PCのTgが147.5℃であるのに対し、PC/ABSではそれぞれの材料のTg、つまり ABS (117.1 ℃) と PC (143.3 ℃) に対応する2つのガラス転移点が検出された。

 

cPEST XT と cPEST XT-CF20 (Eastman Amphora AM1800 3D polymerベース) のTgはそれぞれ80.9℃ 、81.4℃であるが、ABS(2, 3) とは異なりTg に大きな影響を与えていない。cPEST XT-CF20 には多量の炭素繊維 (STA による検証で添加量は約 20%と確認)が含まれているため、コンパウンディングの際の別要素の影響である可能性がある。

 

PETGのTgは78.1℃ ~ 81.2℃ の範囲であった。最も高いTg はFilament PMによって製造された透明 PETGで、着色された材料 (材料番号 11 ~ 13)ではより低いTgとなった。Tgの違いは、(i) 顔料、(ii) 製造業者とその製造技術の違い、(iii) 原料樹脂の品質によって影響を受けている可能性がある。それにもかかわらず、同じメーカー (EkoMB) が製造した色の違いのリサイクルPETGではTg 78.1℃ と 78.9℃で非常に近い値となっている(12 と 13)。

 

PLAをベースとした結晶性樹脂では、Tgは59.7℃ ~ 60.5℃ と狭い範囲にあった。ただしTmは約15℃と差が大きい結果であった。 Prusa polymersのTm は 149.6℃ および 150.6℃ であり、Crealityの 164.6℃ とは差があることから、Tmの差は色素が主な要因ではないと考えられる。

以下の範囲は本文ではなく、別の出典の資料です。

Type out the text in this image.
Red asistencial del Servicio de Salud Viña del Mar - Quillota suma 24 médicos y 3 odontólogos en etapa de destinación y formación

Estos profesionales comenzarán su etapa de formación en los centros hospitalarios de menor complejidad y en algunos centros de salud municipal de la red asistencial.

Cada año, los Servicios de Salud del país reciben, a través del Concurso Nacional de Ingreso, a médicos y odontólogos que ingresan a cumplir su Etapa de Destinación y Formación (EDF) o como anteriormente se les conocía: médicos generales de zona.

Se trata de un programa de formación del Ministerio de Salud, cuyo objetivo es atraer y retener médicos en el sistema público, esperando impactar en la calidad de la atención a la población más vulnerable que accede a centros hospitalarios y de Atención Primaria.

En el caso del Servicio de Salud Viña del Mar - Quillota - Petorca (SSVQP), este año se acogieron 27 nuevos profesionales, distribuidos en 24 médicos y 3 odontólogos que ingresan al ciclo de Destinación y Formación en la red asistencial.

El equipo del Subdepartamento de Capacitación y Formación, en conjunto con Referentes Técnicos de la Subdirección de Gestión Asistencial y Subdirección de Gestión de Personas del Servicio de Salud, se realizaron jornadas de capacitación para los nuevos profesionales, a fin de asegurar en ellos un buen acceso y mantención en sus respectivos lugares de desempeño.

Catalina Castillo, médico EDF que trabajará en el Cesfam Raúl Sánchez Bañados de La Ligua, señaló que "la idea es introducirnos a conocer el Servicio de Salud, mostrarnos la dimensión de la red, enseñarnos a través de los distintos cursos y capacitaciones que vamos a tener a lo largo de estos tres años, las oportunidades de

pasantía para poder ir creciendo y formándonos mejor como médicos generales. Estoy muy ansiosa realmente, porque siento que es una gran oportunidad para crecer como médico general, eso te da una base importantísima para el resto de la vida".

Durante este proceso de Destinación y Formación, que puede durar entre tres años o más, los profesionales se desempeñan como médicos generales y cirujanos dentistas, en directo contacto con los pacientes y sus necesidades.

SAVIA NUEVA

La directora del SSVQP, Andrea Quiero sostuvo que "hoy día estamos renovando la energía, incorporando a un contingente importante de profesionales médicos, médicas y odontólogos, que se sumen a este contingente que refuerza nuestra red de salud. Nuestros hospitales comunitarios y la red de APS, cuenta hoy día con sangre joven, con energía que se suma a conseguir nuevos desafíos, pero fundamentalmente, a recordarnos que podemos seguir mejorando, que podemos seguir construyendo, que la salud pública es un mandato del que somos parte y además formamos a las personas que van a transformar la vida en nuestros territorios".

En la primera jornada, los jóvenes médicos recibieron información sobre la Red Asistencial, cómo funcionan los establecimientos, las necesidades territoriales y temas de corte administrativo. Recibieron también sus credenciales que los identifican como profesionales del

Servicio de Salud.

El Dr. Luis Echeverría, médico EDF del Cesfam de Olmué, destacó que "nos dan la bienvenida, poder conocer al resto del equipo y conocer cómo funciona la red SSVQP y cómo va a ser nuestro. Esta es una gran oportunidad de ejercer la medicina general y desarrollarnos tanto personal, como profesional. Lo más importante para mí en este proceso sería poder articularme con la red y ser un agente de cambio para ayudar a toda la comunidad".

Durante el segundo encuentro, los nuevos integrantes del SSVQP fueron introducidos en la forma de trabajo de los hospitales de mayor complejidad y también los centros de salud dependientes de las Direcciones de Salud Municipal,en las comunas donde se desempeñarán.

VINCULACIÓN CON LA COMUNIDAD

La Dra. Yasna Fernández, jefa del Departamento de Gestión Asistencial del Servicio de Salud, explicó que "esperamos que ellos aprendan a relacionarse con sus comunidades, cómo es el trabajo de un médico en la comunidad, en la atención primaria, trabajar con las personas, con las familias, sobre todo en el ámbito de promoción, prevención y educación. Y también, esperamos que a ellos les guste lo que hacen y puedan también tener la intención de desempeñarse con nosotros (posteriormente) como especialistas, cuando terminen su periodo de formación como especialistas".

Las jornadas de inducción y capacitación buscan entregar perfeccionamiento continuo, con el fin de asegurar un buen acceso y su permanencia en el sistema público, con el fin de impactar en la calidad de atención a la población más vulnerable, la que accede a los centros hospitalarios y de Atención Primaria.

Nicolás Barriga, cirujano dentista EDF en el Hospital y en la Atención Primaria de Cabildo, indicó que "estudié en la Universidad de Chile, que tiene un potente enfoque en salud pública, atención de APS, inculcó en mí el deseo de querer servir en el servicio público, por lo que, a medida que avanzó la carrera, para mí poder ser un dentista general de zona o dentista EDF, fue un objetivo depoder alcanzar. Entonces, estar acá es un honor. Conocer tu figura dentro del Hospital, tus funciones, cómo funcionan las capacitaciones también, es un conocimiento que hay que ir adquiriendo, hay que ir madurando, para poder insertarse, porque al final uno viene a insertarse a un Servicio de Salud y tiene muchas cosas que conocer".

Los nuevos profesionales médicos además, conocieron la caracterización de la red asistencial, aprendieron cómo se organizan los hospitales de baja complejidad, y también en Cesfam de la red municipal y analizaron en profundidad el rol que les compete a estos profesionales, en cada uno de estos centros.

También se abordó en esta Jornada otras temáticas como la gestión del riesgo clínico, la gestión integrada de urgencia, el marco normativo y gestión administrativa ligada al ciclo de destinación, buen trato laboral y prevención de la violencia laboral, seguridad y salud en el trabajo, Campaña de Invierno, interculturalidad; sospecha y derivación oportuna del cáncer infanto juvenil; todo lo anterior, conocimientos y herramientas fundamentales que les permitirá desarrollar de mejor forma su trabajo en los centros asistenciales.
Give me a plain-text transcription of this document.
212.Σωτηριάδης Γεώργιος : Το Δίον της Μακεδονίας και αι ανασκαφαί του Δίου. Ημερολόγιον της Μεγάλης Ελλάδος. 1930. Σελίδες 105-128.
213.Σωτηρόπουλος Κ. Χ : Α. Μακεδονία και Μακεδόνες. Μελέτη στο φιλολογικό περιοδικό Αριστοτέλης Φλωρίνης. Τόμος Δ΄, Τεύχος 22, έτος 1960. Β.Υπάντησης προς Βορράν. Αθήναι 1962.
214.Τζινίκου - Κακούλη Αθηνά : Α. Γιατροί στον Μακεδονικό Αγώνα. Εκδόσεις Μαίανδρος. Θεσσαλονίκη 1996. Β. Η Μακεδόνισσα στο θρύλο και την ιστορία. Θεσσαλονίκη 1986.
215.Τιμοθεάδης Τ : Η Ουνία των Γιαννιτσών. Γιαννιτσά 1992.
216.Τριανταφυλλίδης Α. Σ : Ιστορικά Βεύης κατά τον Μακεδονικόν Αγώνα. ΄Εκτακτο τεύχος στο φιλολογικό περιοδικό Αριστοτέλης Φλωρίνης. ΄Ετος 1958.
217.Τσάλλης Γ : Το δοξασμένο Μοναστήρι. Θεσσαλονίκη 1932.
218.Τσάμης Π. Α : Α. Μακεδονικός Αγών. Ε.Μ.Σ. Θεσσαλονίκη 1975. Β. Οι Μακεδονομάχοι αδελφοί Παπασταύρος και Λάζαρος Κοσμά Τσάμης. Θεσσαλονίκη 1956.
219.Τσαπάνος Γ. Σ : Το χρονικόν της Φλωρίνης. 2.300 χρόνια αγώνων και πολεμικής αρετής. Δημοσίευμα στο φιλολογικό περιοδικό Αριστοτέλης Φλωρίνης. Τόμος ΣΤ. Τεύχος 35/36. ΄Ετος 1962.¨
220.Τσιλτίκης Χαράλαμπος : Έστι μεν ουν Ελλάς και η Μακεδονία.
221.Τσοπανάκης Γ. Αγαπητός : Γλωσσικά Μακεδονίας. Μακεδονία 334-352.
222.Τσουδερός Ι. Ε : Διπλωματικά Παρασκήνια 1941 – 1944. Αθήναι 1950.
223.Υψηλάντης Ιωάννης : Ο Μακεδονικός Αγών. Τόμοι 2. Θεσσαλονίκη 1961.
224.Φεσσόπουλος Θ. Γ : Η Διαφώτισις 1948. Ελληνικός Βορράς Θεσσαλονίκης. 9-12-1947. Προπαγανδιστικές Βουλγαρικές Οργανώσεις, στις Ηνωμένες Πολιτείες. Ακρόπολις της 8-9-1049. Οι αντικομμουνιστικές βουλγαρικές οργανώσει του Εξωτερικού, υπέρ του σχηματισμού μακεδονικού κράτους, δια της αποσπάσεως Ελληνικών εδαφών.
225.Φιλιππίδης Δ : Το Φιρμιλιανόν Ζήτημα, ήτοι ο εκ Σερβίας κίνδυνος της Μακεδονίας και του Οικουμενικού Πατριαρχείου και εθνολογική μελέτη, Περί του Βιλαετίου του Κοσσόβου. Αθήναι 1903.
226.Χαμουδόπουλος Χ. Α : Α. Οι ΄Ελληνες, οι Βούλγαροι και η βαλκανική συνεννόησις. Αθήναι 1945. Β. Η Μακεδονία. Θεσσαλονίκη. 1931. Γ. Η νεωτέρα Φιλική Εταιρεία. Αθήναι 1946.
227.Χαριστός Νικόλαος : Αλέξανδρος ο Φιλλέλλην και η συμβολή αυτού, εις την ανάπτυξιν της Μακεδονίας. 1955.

各PLAは結晶化に関連する顕著な発熱ピークが観測された(結晶化温度は15が121.9℃、16が126.8℃、17が116.4℃)。

 

PP、PA、TPE などの結晶性樹脂は融点のみが観測された。PPは典型的な結晶性樹脂で、複数の吸熱融解ピークを持つことが知られている。メインピーク温度は165.5℃でもう一つのピーク温度は約120℃だった。

 

FilamentumのNylon FX256 の PA12 (PA12) の175℃の融点は、他文献によるPA材料の融点と一致していた。

 

TPU 98Aはすべての軟質材料の中で最も高いTm (195.8℃)を持っていた。これはハードセグメント (ブロックコポリマー) の融解によって起きている。TPU 98AのTgはゼロ℃より低く、分析温度範囲を外れていたためソフトセグメントの融解は観測されなかった。構造的に類似した TPE 88A、85A、 32D (20 ~ 22) は、それぞれ異なるTmを示した。

 

同じメーカーが TPE 88AとTPE 32D を製造しているが、TPEE 40Dもこれらに近い結果であった。